There was/is a Canadian comedian who used to end his television program with a saying directed at the men in his audience: "I'm pulling for you. We're all in this together." How true. In this spiritual warfare, we, as the Body of Christ, are all in this together; and we ought to be pulling for one another. We ought to be able to rely upon one another for support against the onslaught of our enemies, whether that onslaught comes from our own fallen nature, from the world around us, or from the devil and his minions.
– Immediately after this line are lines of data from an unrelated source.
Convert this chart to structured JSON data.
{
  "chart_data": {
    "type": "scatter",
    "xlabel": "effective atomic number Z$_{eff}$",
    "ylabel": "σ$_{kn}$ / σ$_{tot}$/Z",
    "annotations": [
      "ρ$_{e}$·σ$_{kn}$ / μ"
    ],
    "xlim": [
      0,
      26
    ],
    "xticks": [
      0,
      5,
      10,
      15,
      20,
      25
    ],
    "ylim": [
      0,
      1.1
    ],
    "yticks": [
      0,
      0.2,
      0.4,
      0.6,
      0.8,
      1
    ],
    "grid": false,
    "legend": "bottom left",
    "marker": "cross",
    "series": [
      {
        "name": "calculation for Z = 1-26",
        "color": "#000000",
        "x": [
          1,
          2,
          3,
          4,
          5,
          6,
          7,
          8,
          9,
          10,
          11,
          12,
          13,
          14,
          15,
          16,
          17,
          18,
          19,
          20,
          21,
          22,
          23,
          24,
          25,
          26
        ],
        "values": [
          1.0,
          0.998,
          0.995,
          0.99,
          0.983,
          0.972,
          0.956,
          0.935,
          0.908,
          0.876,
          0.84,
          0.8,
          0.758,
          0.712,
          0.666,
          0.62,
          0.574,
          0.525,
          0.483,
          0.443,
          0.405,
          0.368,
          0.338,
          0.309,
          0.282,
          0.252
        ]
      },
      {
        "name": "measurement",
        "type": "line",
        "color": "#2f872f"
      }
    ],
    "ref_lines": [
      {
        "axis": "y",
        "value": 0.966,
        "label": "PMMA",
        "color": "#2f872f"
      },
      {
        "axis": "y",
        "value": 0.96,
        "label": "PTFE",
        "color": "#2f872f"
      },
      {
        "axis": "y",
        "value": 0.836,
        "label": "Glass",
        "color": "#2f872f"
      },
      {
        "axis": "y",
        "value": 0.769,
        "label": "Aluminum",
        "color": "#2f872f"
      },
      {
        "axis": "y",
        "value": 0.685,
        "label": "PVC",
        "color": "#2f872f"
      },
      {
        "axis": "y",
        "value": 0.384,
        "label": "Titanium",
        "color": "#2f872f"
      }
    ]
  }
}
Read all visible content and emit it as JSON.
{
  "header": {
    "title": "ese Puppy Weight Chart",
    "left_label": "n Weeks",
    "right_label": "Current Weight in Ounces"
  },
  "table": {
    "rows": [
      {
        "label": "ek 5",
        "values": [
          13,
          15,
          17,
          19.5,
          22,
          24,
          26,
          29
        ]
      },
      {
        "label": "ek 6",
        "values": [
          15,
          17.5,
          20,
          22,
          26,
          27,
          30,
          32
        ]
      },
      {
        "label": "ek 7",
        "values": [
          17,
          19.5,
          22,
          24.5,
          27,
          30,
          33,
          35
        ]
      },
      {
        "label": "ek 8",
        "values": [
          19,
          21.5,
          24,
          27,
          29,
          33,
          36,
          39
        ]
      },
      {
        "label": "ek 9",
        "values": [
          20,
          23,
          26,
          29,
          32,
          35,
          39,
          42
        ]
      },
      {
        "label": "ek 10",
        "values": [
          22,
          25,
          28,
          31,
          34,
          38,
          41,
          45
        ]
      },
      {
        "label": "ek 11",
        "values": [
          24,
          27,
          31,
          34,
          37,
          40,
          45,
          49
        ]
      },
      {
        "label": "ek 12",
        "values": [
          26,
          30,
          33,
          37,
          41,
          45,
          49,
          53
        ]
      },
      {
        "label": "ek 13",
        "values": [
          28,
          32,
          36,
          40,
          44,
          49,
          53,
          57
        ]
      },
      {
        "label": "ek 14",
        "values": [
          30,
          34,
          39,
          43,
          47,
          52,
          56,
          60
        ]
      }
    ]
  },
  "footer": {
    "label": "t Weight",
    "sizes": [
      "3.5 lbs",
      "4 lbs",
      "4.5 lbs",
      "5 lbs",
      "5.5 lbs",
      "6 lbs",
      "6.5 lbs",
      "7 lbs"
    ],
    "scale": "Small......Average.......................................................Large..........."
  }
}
This world is passing away. This battle is not permanent. But, as a professor of mine used to say, "We're all in this together, and none of us is getting out of here alive." At the end of our lives, when the dust clears and our personal battle is over, we have more of a chance of standing victorious over our enemies when we have fought against them not as individuals, but with the help and support of our brothers and sisters in Christ. And our brothers and sisters also stand more of a chance if we have been there to support them and to lift them up in prayer. So let's lift one another up in prayer and support one another in the good fight so that when this is all over we may stand in the rays of the eternal Sun and shout in victory to our God Who has saved us! May heaven consume us.


  1. Phillip — George, Seraphim and I like the idea of lifting up a young family in prayer. We've decided to "adopt" your family to include in our nightly family prayers. Kim

    1. Thanks very much, Kim! I can't tell you how much this means to me. My little family could use as much prayer as your willing to offer for us. :)

  2. Brother, Phillip, I'll happily take your family in, as well. Many thanks, and years. By the way, I'm liking the Komboskini you sent me, very much. I'm trying to draft another blog (putting this off really badly), which touches up on spiritual warfare, too. This post couldn't have come at a better time, brother.

    Ever watching your "six," and "flanks."